Seit Tagen wird gerätselt, wo die Leiche des im Straflager ums Leben gekommenen Kremlkritikers Alexej Nawalny ist.

18.02.2024 - 11:17:40

Nowaja Gaseta: Nawalnys Leiche liegt in Salechard. Laut «Nowaja Gaseta» ist sie in einem Krankenhaus in Salechard.

Die Leiche des in Haft ums Leben gekommenen Kremlkritikers Alexej Nawalny wird einem Medienbericht zufolge im Bezirkskrankenhaus der Stadt Salechard im hohen Norden Sibiriens aufbewahrt. Eine Obduktion habe zumindest bis Samstag noch nicht stattgefunden, berichtete die kremlkritische «Nowaja Gaseta Europa» am Sonntag unter Berufung auf eigene Informanten. Zudem soll der Körper des Toten blaue Flecken aufweisen. 

Eine offizielle Bestätigung für diese Angaben gab es zunächst nicht. Die Angehörigen Nawalnys haben bisher keinen Zugang zum Leichnam des 47-Jährigen erhalten.

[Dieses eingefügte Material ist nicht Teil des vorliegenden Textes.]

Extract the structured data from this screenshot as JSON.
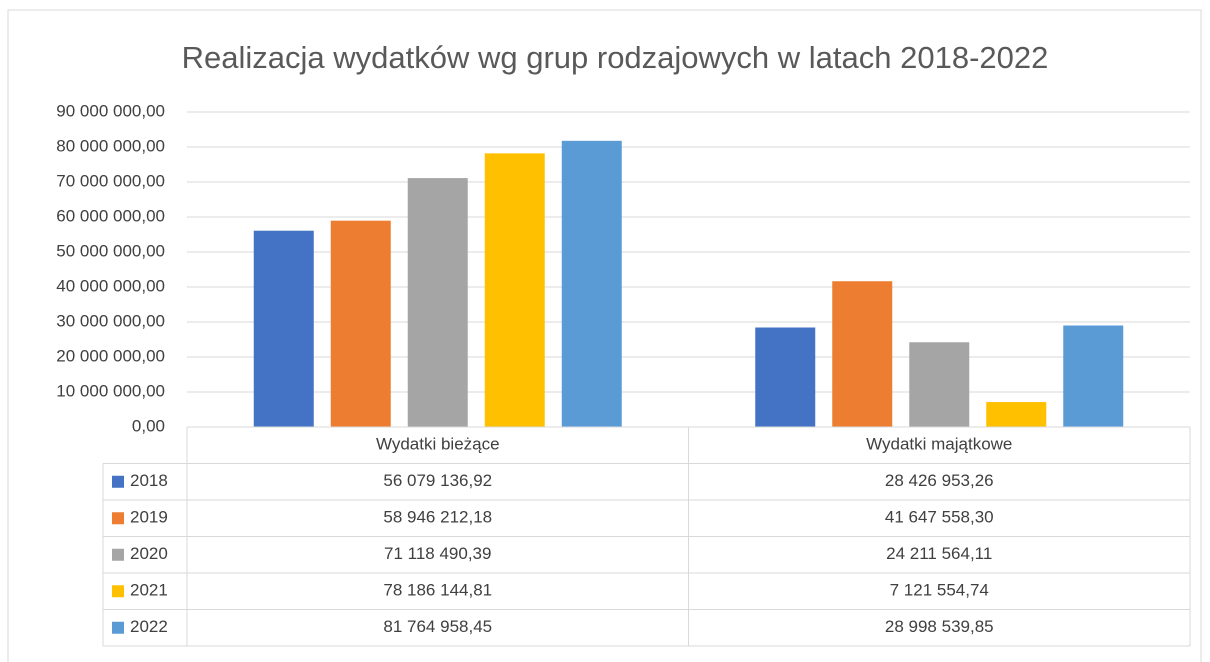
{
  "chart_data": {
    "type": "bar",
    "title": "Realizacja wydatków wg grup rodzajowych w latach 2018-2022",
    "categories": [
      "Wydatki bieżące",
      "Wydatki majątkowe"
    ],
    "series": [
      {
        "name": "2018",
        "color": "#4472c4",
        "values": [
          56079136.92,
          28426953.26
        ],
        "value_labels": [
          "56 079 136,92",
          "28 426 953,26"
        ]
      },
      {
        "name": "2019",
        "color": "#ed7d31",
        "values": [
          58946212.18,
          41647558.3
        ],
        "value_labels": [
          "58 946 212,18",
          "41 647 558,30"
        ]
      },
      {
        "name": "2020",
        "color": "#a5a5a5",
        "values": [
          71118490.39,
          24211564.11
        ],
        "value_labels": [
          "71 118 490,39",
          "24 211 564,11"
        ]
      },
      {
        "name": "2021",
        "color": "#ffc000",
        "values": [
          78186144.81,
          7121554.74
        ],
        "value_labels": [
          "78 186 144,81",
          "7 121 554,74"
        ]
      },
      {
        "name": "2022",
        "color": "#5b9bd5",
        "values": [
          81764958.45,
          28998539.85
        ],
        "value_labels": [
          "81 764 958,45",
          "28 998 539,85"
        ]
      }
    ],
    "ylim": [
      0,
      90000000
    ],
    "yticks": [
      {
        "value": 0,
        "label": "0,00"
      },
      {
        "value": 10000000,
        "label": "10 000 000,00"
      },
      {
        "value": 20000000,
        "label": "20 000 000,00"
      },
      {
        "value": 30000000,
        "label": "30 000 000,00"
      },
      {
        "value": 40000000,
        "label": "40 000 000,00"
      },
      {
        "value": 50000000,
        "label": "50 000 000,00"
      },
      {
        "value": 60000000,
        "label": "60 000 000,00"
      },
      {
        "value": 70000000,
        "label": "70 000 000,00"
      },
      {
        "value": 80000000,
        "label": "80 000 000,00"
      },
      {
        "value": 90000000,
        "label": "90 000 000,00"
      }
    ],
    "grid": true
  }
}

Salechard ist die Hauptstadt des Autonomen Kreises der Jamal-Nenzen. Das Straflager «Polarwolf», in dem Nawalny starb, liegt etwa 50 Kilometer Luftlinie nordwestlich davon - bereits jenseits des Polarkreises.

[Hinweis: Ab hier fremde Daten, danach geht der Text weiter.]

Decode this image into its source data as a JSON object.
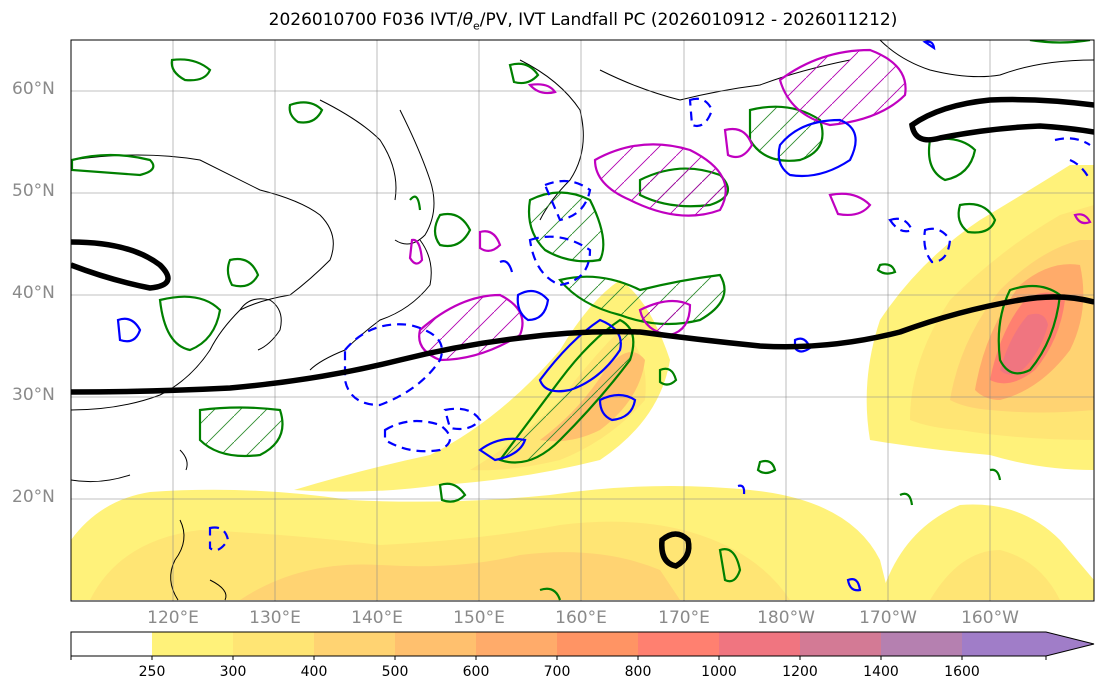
{
  "title": {
    "prefix": "2026010700 F036 IVT/",
    "theta": "θ",
    "sub": "e",
    "suffix": "/PV, IVT Landfall PC (2026010912 - 2026011212)"
  },
  "map": {
    "region": "North Pacific",
    "lat_labels": [
      "60°N",
      "50°N",
      "40°N",
      "30°N",
      "20°N"
    ],
    "lon_labels": [
      "120°E",
      "130°E",
      "140°E",
      "150°E",
      "160°E",
      "170°E",
      "180°W",
      "170°W",
      "160°W"
    ],
    "contour_colors": {
      "theta_e_pv": "#000000",
      "landfall_pc": "#008000",
      "positive": "#c000c0",
      "negative": "#0000ff"
    }
  },
  "colorbar": {
    "levels": [
      "250",
      "300",
      "400",
      "500",
      "600",
      "700",
      "800",
      "1000",
      "1200",
      "1400",
      "1600"
    ],
    "colors": [
      "#ffffff",
      "#fff27a",
      "#ffe574",
      "#ffd372",
      "#ffc06e",
      "#ffab6a",
      "#ff9464",
      "#ff8070",
      "#f07580",
      "#d37a95",
      "#b580b0",
      "#a07dc8"
    ],
    "extend": "max"
  }
}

Der nach vielen Tagen in immer wieder angesetzter Einzelhaft körperlich geschwächte Nawalny war nach russischen Behördenangaben am Freitag bei einem Hofgang im Straflager bei eisigen Temperaturen zusammengebrochen. Wiederbelebungsversuche waren nach Angaben des Strafvollzugs erfolglos.

Woher rühren die blauen Flecken?

Menschenrechtler werfen dem russischen Machtapparat Mord vor. Auch die Mitarbeiter des prominenten Anti-Korruptionskämpfers gingen davon aus, dass Nawalny gezielt getötet wurde. 

Die Mutter Nawalnys hat bislang vergebens versucht, ihren toten Sohn abzuholen. Weder in der Strafkolonie noch in Salechard wurde ihr der Leichnam übergeben.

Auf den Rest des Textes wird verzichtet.